On March 16, 2020, the Seahawks placed a second-round restricted free agent tender on Hollister. He signed the one-year contract on April 21, 2020.

===Buffalo Bills===
On March 19, 2021, Hollister signed a contract with the Buffalo Bills for one year, reuniting him with his quarterback at Wyoming, Josh Allen.

Hollister was released by the Bills on August 31, 2021.

===Jacksonville Jaguars===
On September 3, 2021, Hollister signed with the Jacksonville Jaguars. He appeared in 7 games and had 9 receptions for 55 yards and a touchdown

===Las Vegas Raiders (first stint)===
Hollister signed with the Las Vegas Raiders on March 22, 2022. He was placed on injured reserve on August 30, 2022 and then, on September 2, 2022, he was released by the Raiders.

===Minnesota Vikings===
On September 27, 2022, Hollister signed with the Minnesota Vikings practice squad.

=== Las Vegas Raiders (second stint) ===
On November 11, 2022, Hollister was signed by the Raiders off the Vikings practice squad. He was released on December 17, 2022.

=== Seattle Seahawks (second stint) ===
On December 28, 2022, Hollister was signed to the Seahawks practice squad. His practice squad contract with the team expired after the season on January 14, 2023.

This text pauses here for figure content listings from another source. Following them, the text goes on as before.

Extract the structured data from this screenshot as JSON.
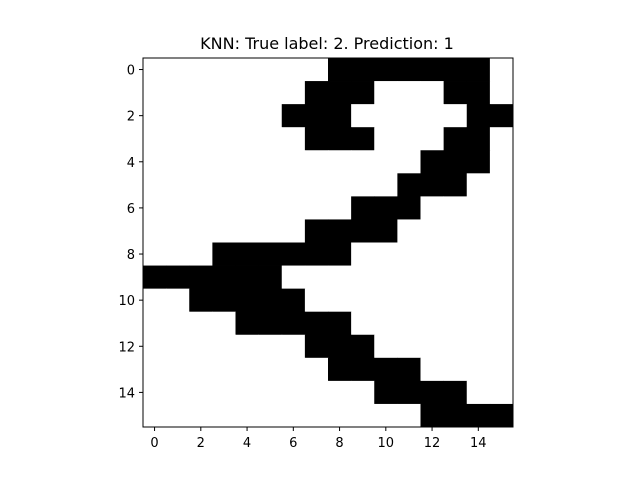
{
  "chart_data": {
    "type": "heatmap",
    "title": "KNN: True label: 2. Prediction: 1",
    "xlabel": "",
    "ylabel": "",
    "rows": 16,
    "cols": 16,
    "xlim": [
      -0.5,
      15.5
    ],
    "ylim": [
      15.5,
      -0.5
    ],
    "x_ticks": [
      0,
      2,
      4,
      6,
      8,
      10,
      12,
      14
    ],
    "y_ticks": [
      0,
      2,
      4,
      6,
      8,
      10,
      12,
      14
    ],
    "colormap": "gray_r",
    "grid": false,
    "colors": {
      "on": "#000000",
      "off": "#ffffff"
    },
    "pixels": [
      [
        0,
        0,
        0,
        0,
        0,
        0,
        0,
        0,
        1,
        1,
        1,
        1,
        1,
        1,
        1,
        0
      ],
      [
        0,
        0,
        0,
        0,
        0,
        0,
        0,
        1,
        1,
        1,
        0,
        0,
        0,
        1,
        1,
        0
      ],
      [
        0,
        0,
        0,
        0,
        0,
        0,
        1,
        1,
        1,
        0,
        0,
        0,
        0,
        0,
        1,
        1
      ],
      [
        0,
        0,
        0,
        0,
        0,
        0,
        0,
        1,
        1,
        1,
        0,
        0,
        0,
        1,
        1,
        0
      ],
      [
        0,
        0,
        0,
        0,
        0,
        0,
        0,
        0,
        0,
        0,
        0,
        0,
        1,
        1,
        1,
        0
      ],
      [
        0,
        0,
        0,
        0,
        0,
        0,
        0,
        0,
        0,
        0,
        0,
        1,
        1,
        1,
        0,
        0
      ],
      [
        0,
        0,
        0,
        0,
        0,
        0,
        0,
        0,
        0,
        1,
        1,
        1,
        0,
        0,
        0,
        0
      ],
      [
        0,
        0,
        0,
        0,
        0,
        0,
        0,
        1,
        1,
        1,
        1,
        0,
        0,
        0,
        0,
        0
      ],
      [
        0,
        0,
        0,
        1,
        1,
        1,
        1,
        1,
        1,
        0,
        0,
        0,
        0,
        0,
        0,
        0
      ],
      [
        1,
        1,
        1,
        1,
        1,
        1,
        0,
        0,
        0,
        0,
        0,
        0,
        0,
        0,
        0,
        0
      ],
      [
        0,
        0,
        1,
        1,
        1,
        1,
        1,
        0,
        0,
        0,
        0,
        0,
        0,
        0,
        0,
        0
      ],
      [
        0,
        0,
        0,
        0,
        1,
        1,
        1,
        1,
        1,
        0,
        0,
        0,
        0,
        0,
        0,
        0
      ],
      [
        0,
        0,
        0,
        0,
        0,
        0,
        0,
        1,
        1,
        1,
        0,
        0,
        0,
        0,
        0,
        0
      ],
      [
        0,
        0,
        0,
        0,
        0,
        0,
        0,
        0,
        1,
        1,
        1,
        1,
        0,
        0,
        0,
        0
      ],
      [
        0,
        0,
        0,
        0,
        0,
        0,
        0,
        0,
        0,
        0,
        1,
        1,
        1,
        1,
        0,
        0
      ],
      [
        0,
        0,
        0,
        0,
        0,
        0,
        0,
        0,
        0,
        0,
        0,
        0,
        1,
        1,
        1,
        1
      ]
    ]
  }
}
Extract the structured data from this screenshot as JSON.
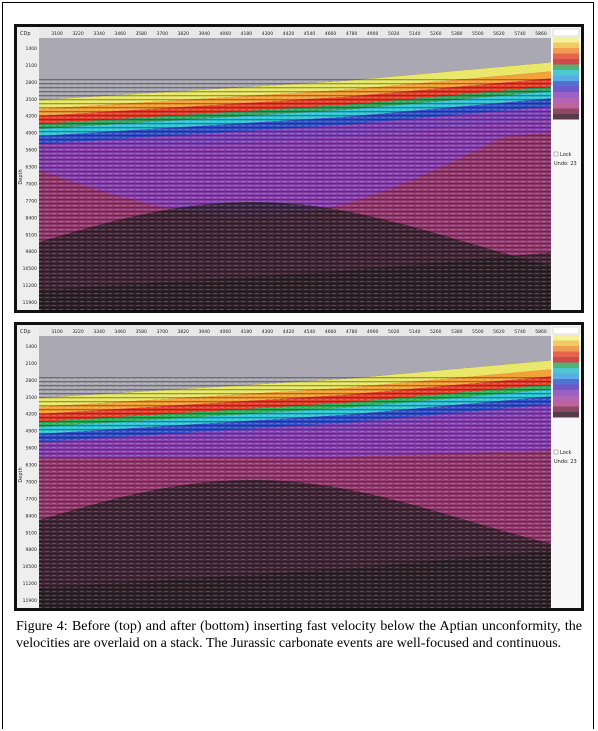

=== Las Vegas Raiders (third stint) ===
On August 2, 2023, Hollister signed with the Raiders. He was placed on injured reserve on August 27, and then released three days later with an injury settlement.

===Carolina Panthers===
On August 4, 2024, Hollister signed with the Carolina Panthers. He was released on August 27.

==Personal life==
Jacob is the twin brother of Cody Hollister, a wide receiver who most recently played for the Tennessee Titans in the NFL.